Types of Action in Pivot Tables

  1. Summarize your data by finding the average (mean) value of a specific metric/variable. e. Purchases are done per region, per industry, for each product.
  2. Organize the columns of a table. Structure them based on metric/variable/action performed by the customer.
  3. List unique values. You can work here with “outliers” (min and max values, which are outside the mean; call them “particular cases”. For e.g., a customer purchasing your Christmas products in Summer/Fall is natural. But a customer purchasing Christmas gifts in April is peculiar.)
  4. Create dynamic pivot charts and reports that show custom forms and subtotal values. Instead of having a report/graph generated for each segment, you can combine segments, and check for a particular result or for general outcomes.
  5. Filter, sort, and structure your data without formulas or macros. You probably don’t know this, but the main disadvantage of formulas is that you need to carefully follow each function and element/item of the formula. Otherwise, the formula will either not work at all generating error reports, or work in a way, but generate a fake report and false findings. These numbers will affect business decisions. And this isn’t something anyone wants.
  6. Link data sources that are outside Excel and generate pivot reports for this type of data. Think of data such as Google Analytics, tracking stats in email campaigns, surveys, social media data that can be linked to, analyzed, and reported.
  7. Transposition of data from rows to columns and vice versa.

Data sources you can use for a Pivot analysis include GA, Bing, Yandex, surveys, email campaign tracker data, SQL data (website data), external or in-house social media analytics tools, APIs, Internet marketing tools (Moz, Majestic, SEMRush etc).

Example: Customer Devices Pivot Analysis

Let’s say you are interested in finding out if your website should have a mobile-ready version, or it’s enough to have a mobile-responsive theme. You can extract the data from the past year (53 weeks) or from the last 6 months (26 weeks). For this example, I will work with data from the past year, that showcases traffic metrics which came from “All Users” compared to “Mobile Users”.

The steps are: Import Data from GA >> Organize Data in Columns and Rows >> Run Pivot Tables >> Generate Pivot Chart.

SERPiflied pivot table

Based on the results in the pivot table, I see that a third of my customers use a mobile device. I can expect the number to grow in the following year, although I would need to run a predictive analysis to confirm my statement.

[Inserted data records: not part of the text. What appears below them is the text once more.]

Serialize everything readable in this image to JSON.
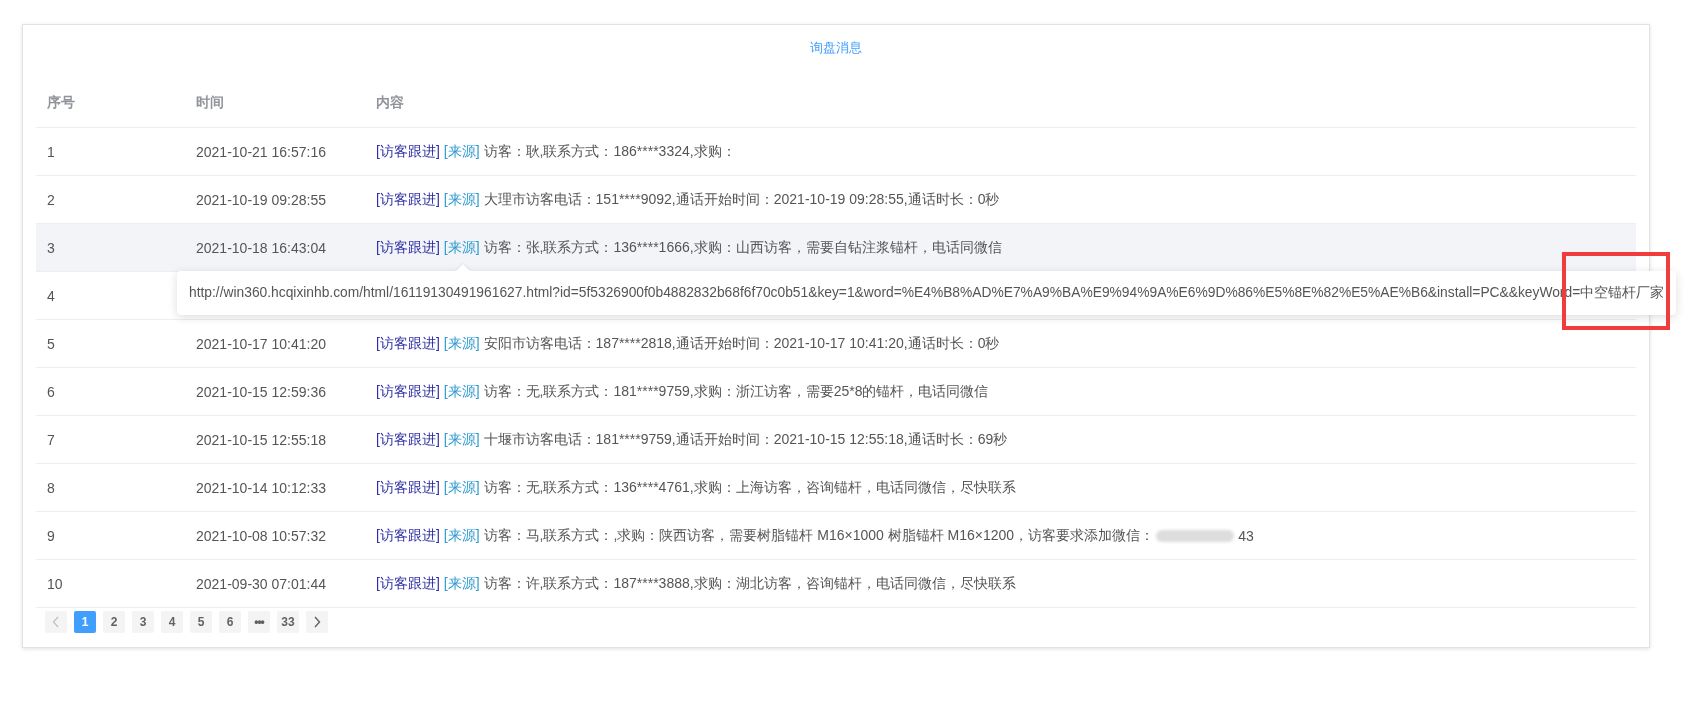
{
  "title": "询盘消息",
  "table": {
    "columns": [
      "序号",
      "时间",
      "内容"
    ],
    "rows": [
      {
        "index": "1",
        "time": "2021-10-21 16:57:16",
        "follow": "[访客跟进]",
        "source": "[来源]",
        "text": "访客：耿,联系方式：186****3324,求购：",
        "hovered": false
      },
      {
        "index": "2",
        "time": "2021-10-19 09:28:55",
        "follow": "[访客跟进]",
        "source": "[来源]",
        "text": "大理市访客电话：151****9092,通话开始时间：2021-10-19 09:28:55,通话时长：0秒",
        "hovered": false
      },
      {
        "index": "3",
        "time": "2021-10-18 16:43:04",
        "follow": "[访客跟进]",
        "source": "[来源]",
        "text": "访客：张,联系方式：136****1666,求购：山西访客，需要自钻注浆锚杆，电话同微信",
        "hovered": true
      },
      {
        "index": "4",
        "hovered": false
      },
      {
        "index": "5",
        "time": "2021-10-17 10:41:20",
        "follow": "[访客跟进]",
        "source": "[来源]",
        "text": "安阳市访客电话：187****2818,通话开始时间：2021-10-17 10:41:20,通话时长：0秒",
        "hovered": false
      },
      {
        "index": "6",
        "time": "2021-10-15 12:59:36",
        "follow": "[访客跟进]",
        "source": "[来源]",
        "text": "访客：无,联系方式：181****9759,求购：浙江访客，需要25*8的锚杆，电话同微信",
        "hovered": false
      },
      {
        "index": "7",
        "time": "2021-10-15 12:55:18",
        "follow": "[访客跟进]",
        "source": "[来源]",
        "text": "十堰市访客电话：181****9759,通话开始时间：2021-10-15 12:55:18,通话时长：69秒",
        "hovered": false
      },
      {
        "index": "8",
        "time": "2021-10-14 10:12:33",
        "follow": "[访客跟进]",
        "source": "[来源]",
        "text": "访客：无,联系方式：136****4761,求购：上海访客，咨询锚杆，电话同微信，尽快联系",
        "hovered": false
      },
      {
        "index": "9",
        "time": "2021-10-08 10:57:32",
        "follow": "[访客跟进]",
        "source": "[来源]",
        "text": "访客：马,联系方式：,求购：陕西访客，需要树脂锚杆 M16×1000 树脂锚杆 M16×1200，访客要求添加微信：",
        "after_redaction": "43",
        "hovered": false
      },
      {
        "index": "10",
        "time": "2021-09-30 07:01:44",
        "follow": "[访客跟进]",
        "source": "[来源]",
        "text": "访客：许,联系方式：187****3888,求购：湖北访客，咨询锚杆，电话同微信，尽快联系",
        "hovered": false
      }
    ]
  },
  "tooltip": "http://win360.hcqixinhb.com/html/16119130491961627.html?id=5f5326900f0b4882832b68f6f70c0b51&key=1&word=%E4%B8%AD%E7%A9%BA%E9%94%9A%E6%9D%86%E5%8E%82%E5%AE%B6&install=PC&&keyWord=中空锚杆厂家",
  "pagination": {
    "prev_disabled": true,
    "next_disabled": false,
    "items": [
      {
        "kind": "page",
        "label": "1",
        "selected": true
      },
      {
        "kind": "page",
        "label": "2",
        "selected": false
      },
      {
        "kind": "page",
        "label": "3",
        "selected": false
      },
      {
        "kind": "page",
        "label": "4",
        "selected": false
      },
      {
        "kind": "page",
        "label": "5",
        "selected": false
      },
      {
        "kind": "page",
        "label": "6",
        "selected": false
      },
      {
        "kind": "ellipsis",
        "label": "•••",
        "selected": false
      },
      {
        "kind": "page",
        "label": "33",
        "selected": false
      }
    ]
  }
}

However, this pivot chart result is enough, at this point, to convince me to invest is a mobile version of the website, so that my customers can enjoy a fully mobile experience.

More information about pivot tables and user experience is available here.

Takeaways

Remember: customer data is crucial to your sales and marketing strategy. Before understanding your customers’ needs, you need to understand what is happening with the main sales channels. In this case, your web properties and how they rank in the SERPs. For that purpose, the SEO tool for Excel will generate enough valid reports to help you plan your marketing strategy better.

Then, the customer journey and the customer experience are two defining factors in achieving success with your online business. Almost all major e-commerce websites offer call or chat support. Call support helps with conversions. Nextiva has a series of YouTube videos for beginners, explaining how to use the tool and how to get the best out of your reports.

Ultimately, Pivot tables will reveal in a simple, fast, accurate way if it’s worth investing in a mobile-only version for your website. And not only that. Go beyond my example and discover the relationship between sales, purchases, revenue, and trends.

Grab the business insights you need. Data can be turned into calls to action and used for competitive advantages, long-term goals, predictions of future user behavior, success rate analysis, and KPI restructuration. And revisit these examples any time you need.